Merrill conducted the latest survey in early January among 234 panelists with a total of $645 billion in assets under management.
Investors’ expectations for global GDP growth continued to fall in January, as net 60% of survey participants thought global growth would weaken over the next 12 months. This was seven percentage points more than in the December survey and the worst outlook on the global economy since July 2008.
Even so, only 14% of fund managers said they expected a global economic recession this year; instead, they were calling for secular stagnation in the next two to three quarters.

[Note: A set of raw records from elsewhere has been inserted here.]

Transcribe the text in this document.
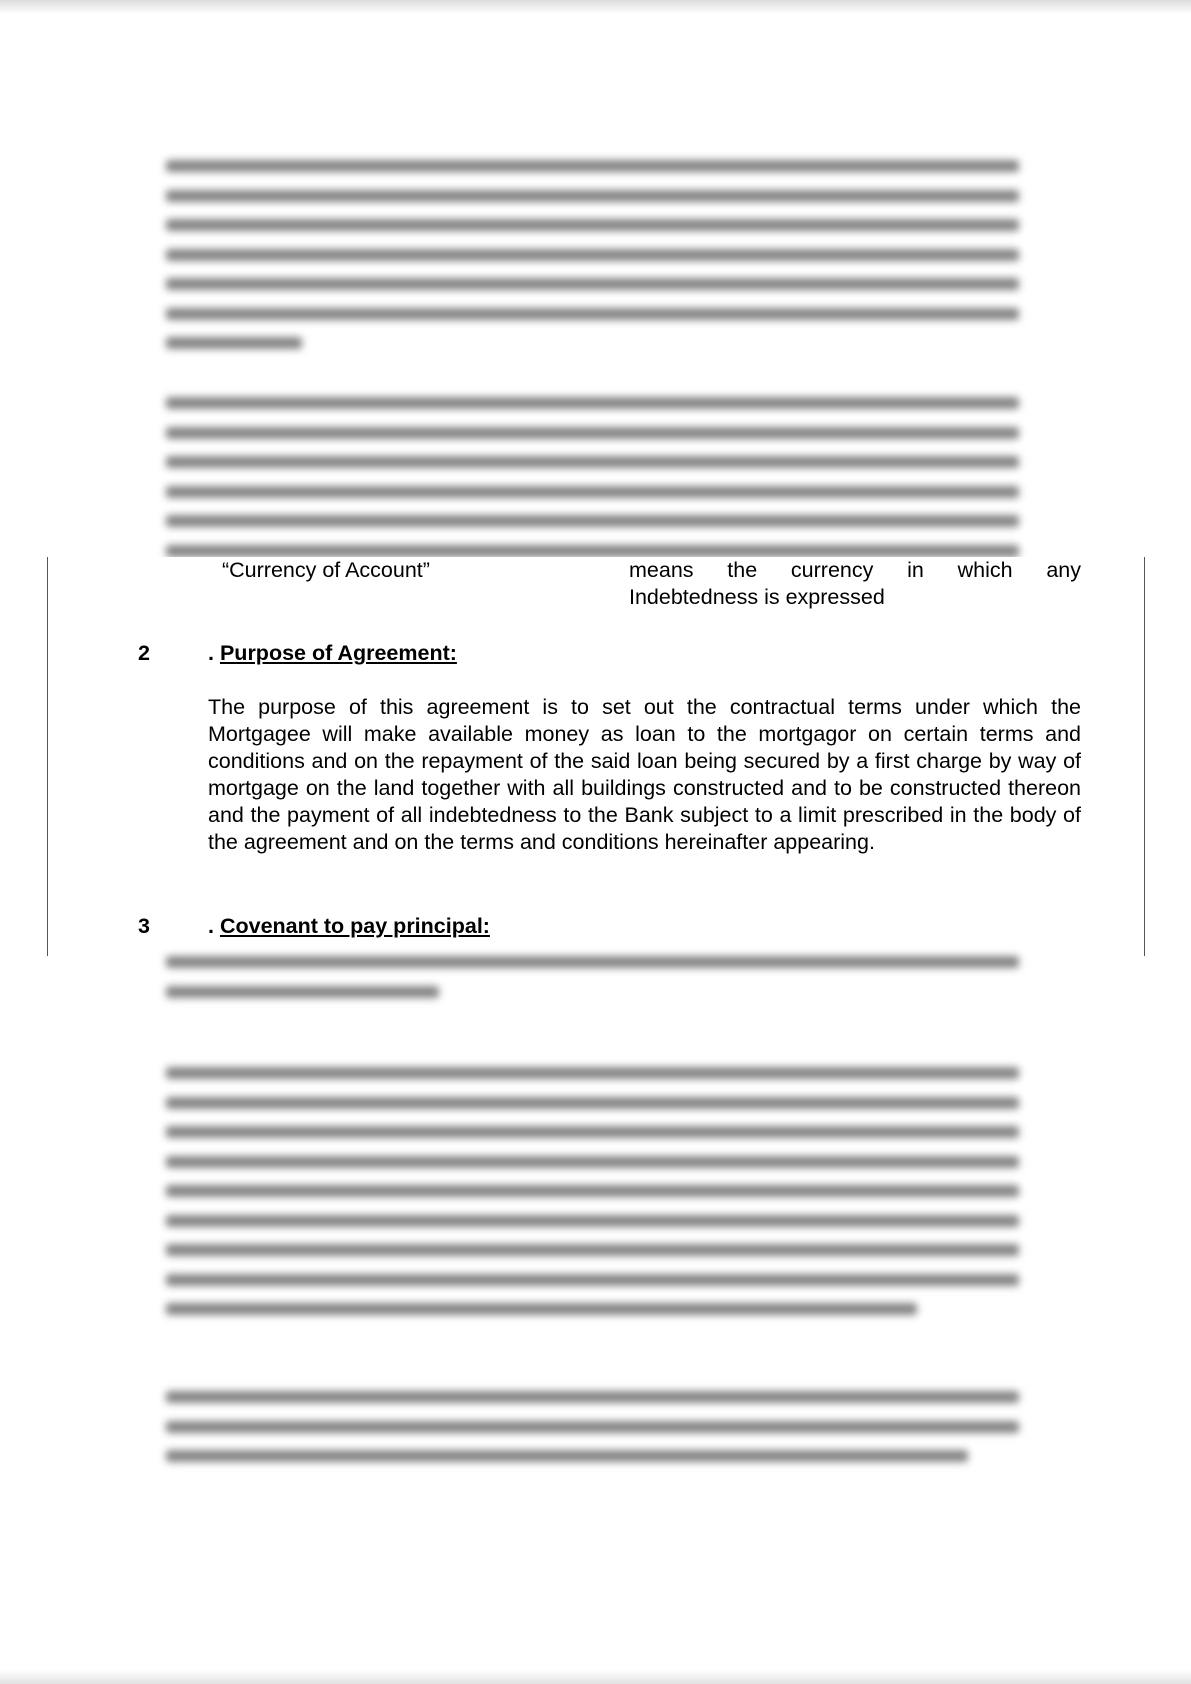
“Currency of Account”	means the currency in which any
Indebtedness is expressed
2	. Purpose of Agreement:
The purpose of this agreement is to set out the contractual terms under which the Mortgagee will make available money as loan to the mortgagor on certain terms and conditions and on the repayment of the said loan being secured by a first charge by way of mortgage on the land together with all buildings constructed and to be constructed thereon and the payment of all indebtedness to the Bank subject to a limit prescribed in the body of the agreement and on the terms and conditions hereinafter appearing.
3	. Covenant to pay principal:
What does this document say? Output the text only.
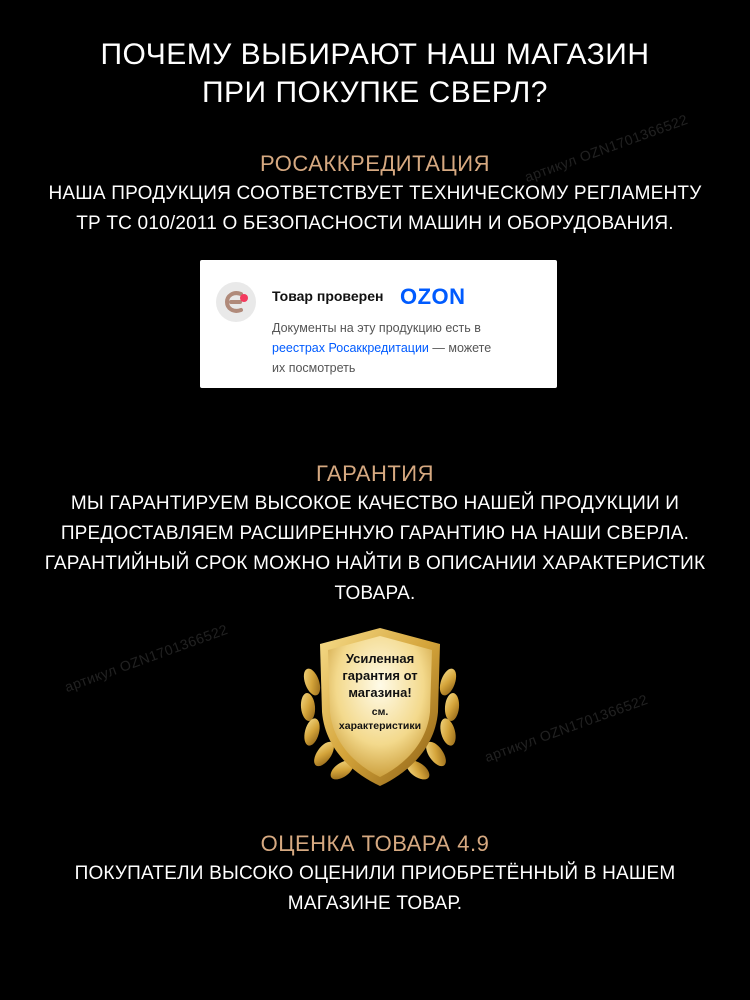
ПОЧЕМУ ВЫБИРАЮТ НАШ МАГАЗИН
ПРИ ПОКУПКЕ СВЕРЛ?
артикул OZN1701366522
артикул OZN1701366522
артикул OZN1701366522
РОСАККРЕДИТАЦИЯ
НАША ПРОДУКЦИЯ СООТВЕТСТВУЕТ ТЕХНИЧЕСКОМУ РЕГЛАМЕНТУ
ТР ТС 010/2011 О БЕЗОПАСНОСТИ МАШИН И ОБОРУДОВАНИЯ.
Товар проверен OZON
Документы на эту продукцию есть в
реестрах Росаккредитации — можете
их посмотреть
ГАРАНТИЯ
МЫ ГАРАНТИРУЕМ ВЫСОКОЕ КАЧЕСТВО НАШЕЙ ПРОДУКЦИИ И
ПРЕДОСТАВЛЯЕМ РАСШИРЕННУЮ ГАРАНТИЮ НА НАШИ СВЕРЛА.
ГАРАНТИЙНЫЙ СРОК МОЖНО НАЙТИ В ОПИСАНИИ ХАРАКТЕРИСТИК
ТОВАРА.
Усиленная
гарантия от
магазина!
см.
характеристики
ОЦЕНКА ТОВАРА 4.9
ПОКУПАТЕЛИ ВЫСОКО ОЦЕНИЛИ ПРИОБРЕТЁННЫЙ В НАШЕМ
МАГАЗИНЕ ТОВАР.
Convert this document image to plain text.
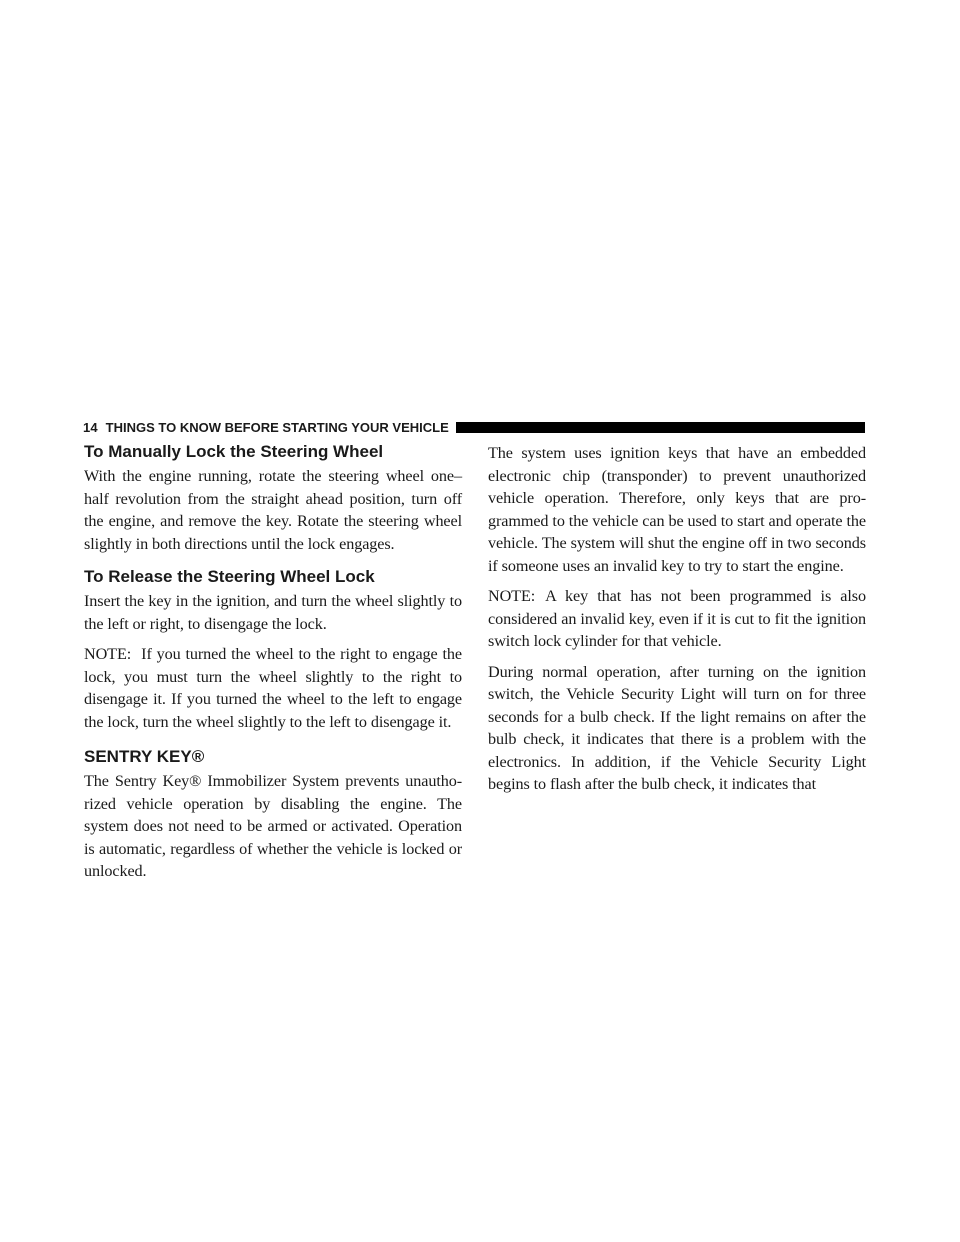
14 THINGS TO KNOW BEFORE STARTING YOUR VEHICLE
To Manually Lock the Steering Wheel

With the engine running, rotate the steering wheel one–half revolution from the straight ahead position, turn off the engine, and remove the key. Rotate the steering wheel slightly in both directions until the lock engages.

To Release the Steering Wheel Lock

Insert the key in the ignition, and turn the wheel slightly to the left or right, to disengage the lock.

NOTE: If you turned the wheel to the right to engage the lock, you must turn the wheel slightly to the right to disengage it. If you turned the wheel to the left to engage the lock, turn the wheel slightly to the left to disengage it.

SENTRY KEY®

The Sentry Key® Immobilizer System prevents unautho-rized vehicle operation by disabling the engine. The system does not need to be armed or activated. Operation is automatic, regardless of whether the vehicle is locked or unlocked.

The system uses ignition keys that have an embedded electronic chip (transponder) to prevent unauthorized vehicle operation. Therefore, only keys that are pro-grammed to the vehicle can be used to start and operate the vehicle. The system will shut the engine off in two seconds if someone uses an invalid key to try to start the engine.

NOTE: A key that has not been programmed is also considered an invalid key, even if it is cut to fit the ignition switch lock cylinder for that vehicle.

During normal operation, after turning on the ignition switch, the Vehicle Security Light will turn on for three seconds for a bulb check. If the light remains on after the bulb check, it indicates that there is a problem with the electronics. In addition, if the Vehicle Security Light begins to flash after the bulb check, it indicates that
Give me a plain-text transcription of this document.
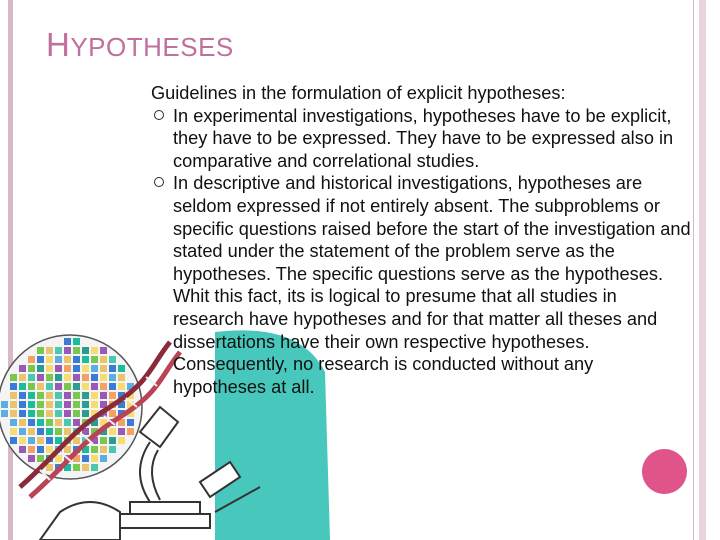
HYPOTHESES

Guidelines in the formulation of explicit hypotheses:

In experimental investigations, hypotheses have to be explicit, they have to be expressed. They have to be expressed also in comparative and correlational studies.
In descriptive and historical investigations, hypotheses are seldom expressed if not entirely absent. The subproblems or specific questions raised before the start of the investigation and stated under the statement of the problem serve as the hypotheses. The specific questions serve as the hypotheses. Whit this fact, its is logical to presume that all studies in research have hypotheses and for that matter all theses and dissertations have their own respective hypotheses. Consequently, no research is conducted without any hypotheses at all.
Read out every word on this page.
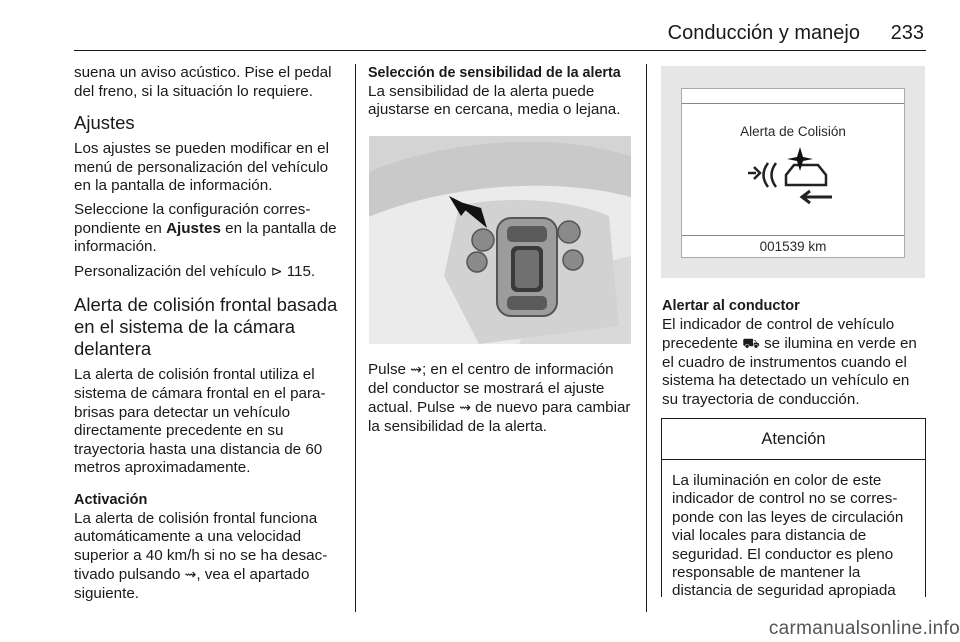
Conducción y manejo	233

suena un aviso acústico. Pise el pedal del freno, si la situación lo requiere.

Ajustes

Los ajustes se pueden modificar en el menú de personalización del vehículo en la pantalla de información.

Seleccione la configuración corres- pondiente en Ajustes en la pantalla de información.

Personalización del vehículo ⊳ 115.

Alerta de colisión frontal basada en el sistema de la cámara delantera

La alerta de colisión frontal utiliza el sistema de cámara frontal en el para- brisas para detectar un vehículo directamente precedente en su trayectoria hasta una distancia de 60 metros aproximadamente.

Activación

La alerta de colisión frontal funciona automáticamente a una velocidad superior a 40 km/h si no se ha desac- tivado pulsando ⇝, vea el apartado siguiente.

Selección de sensibilidad de la alerta

La sensibilidad de la alerta puede ajustarse en cercana, media o lejana.

Pulse ⇝; en el centro de información del conductor se mostrará el ajuste actual. Pulse ⇝ de nuevo para cambiar la sensibilidad de la alerta.

Alerta de Colisión
001539 km
Alertar al conductor

El indicador de control de vehículo precedente ⛟ se ilumina en verde en el cuadro de instrumentos cuando el sistema ha detectado un vehículo en su trayectoria de conducción.

Atención
La iluminación en color de este indicador de control no se corres- ponde con las leyes de circulación vial locales para distancia de seguridad. El conductor es pleno responsable de mantener la distancia de seguridad apropiada
carmanualsonline.info
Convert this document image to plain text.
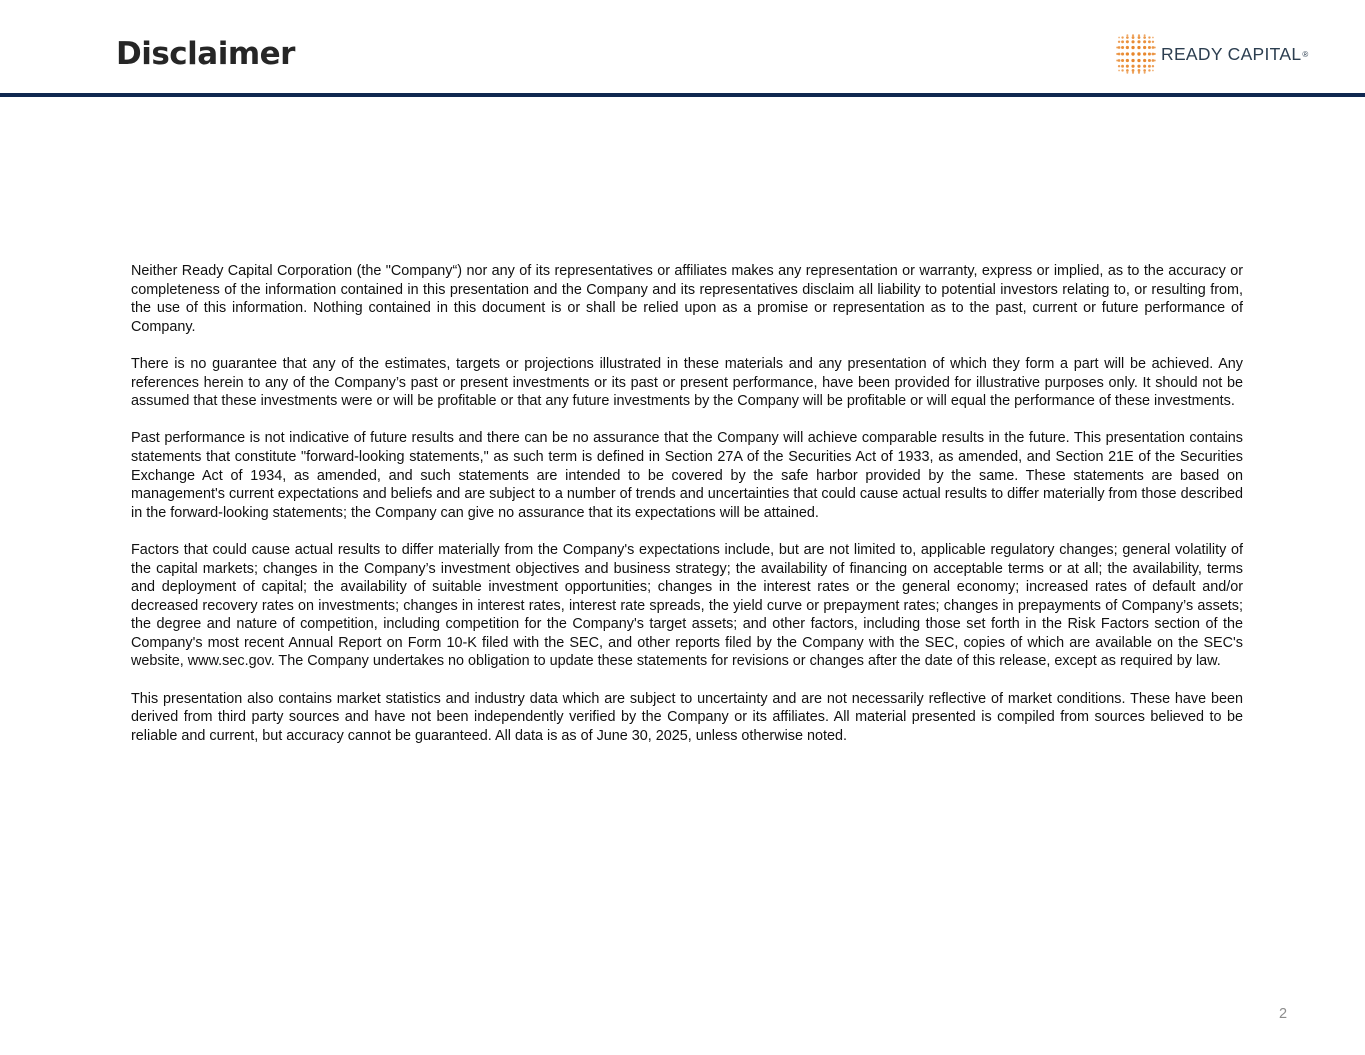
Disclaimer	READY CAPITAL ®

Neither Ready Capital Corporation (the "Company“) nor any of its representatives or affiliates makes any representation or warranty, express or implied, as to the accuracy or completeness of the information contained in this presentation and the Company and its representatives disclaim all liability to potential investors relating to, or resulting from, the use of this information. Nothing contained in this document is or shall be relied upon as a promise or representation as to the past, current or future performance of Company.

There is no guarantee that any of the estimates, targets or projections illustrated in these materials and any presentation of which they form a part will be achieved. Any references herein to any of the Company’s past or present investments or its past or present performance, have been provided for illustrative purposes only. It should not be assumed that these investments were or will be profitable or that any future investments by the Company will be profitable or will equal the performance of these investments.

Past performance is not indicative of future results and there can be no assurance that the Company will achieve comparable results in the future. This presentation contains statements that constitute "forward-looking statements," as such term is defined in Section 27A of the Securities Act of 1933, as amended, and Section 21E of the Securities Exchange Act of 1934, as amended, and such statements are intended to be covered by the safe harbor provided by the same. These statements are based on management's current expectations and beliefs and are subject to a number of trends and uncertainties that could cause actual results to differ materially from those described in the forward-looking statements; the Company can give no assurance that its expectations will be attained.

Factors that could cause actual results to differ materially from the Company's expectations include, but are not limited to, applicable regulatory changes; general volatility of the capital markets; changes in the Company’s investment objectives and business strategy; the availability of financing on acceptable terms or at all; the availability, terms and deployment of capital; the availability of suitable investment opportunities; changes in the interest rates or the general economy; increased rates of default and/or decreased recovery rates on investments; changes in interest rates, interest rate spreads, the yield curve or prepayment rates; changes in prepayments of Company’s assets; the degree and nature of competition, including competition for the Company's target assets; and other factors, including those set forth in the Risk Factors section of the Company's most recent Annual Report on Form 10-K filed with the SEC, and other reports filed by the Company with the SEC, copies of which are available on the SEC's website, www.sec.gov. The Company undertakes no obligation to update these statements for revisions or changes after the date of this release, except as required by law.

This presentation also contains market statistics and industry data which are subject to uncertainty and are not necessarily reflective of market conditions. These have been derived from third party sources and have not been independently verified by the Company or its affiliates. All material presented is compiled from sources believed to be reliable and current, but accuracy cannot be guaranteed. All data is as of June 30, 2025, unless otherwise noted.

2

Net 19% of those surveyed said they expected the global consumer price index to rise over the next year, down 51 points from December. This was the second biggest two-month drop in inflation expectations on record, according to Merrill, and a massive reversal from the recent peak of net 82% in April.
Investors’ average cash balance ticked up slightly in January to 4.9% from 4.8% last month. The fund manager cash rule has now been in “buy” territory for 10 months.
The cash rule holds that when average cash balance rises above 4.5%, a contrarian buy signal is generated for equities. When the cash balance falls below 3.5%, a contrarian sell signal is generated.
The January survey found that investors’ worries about the credit cycle continued to climb, as net 48% of fund managers considered corporate balance sheets overleveraged.
Merrill said that for the first time since 2009, corporate leverage was fund managers’ biggest concern. Half of survey participants said corporates should use cash to improve balance sheets, while 39% said they should increase capital expenditures and 15% return cash.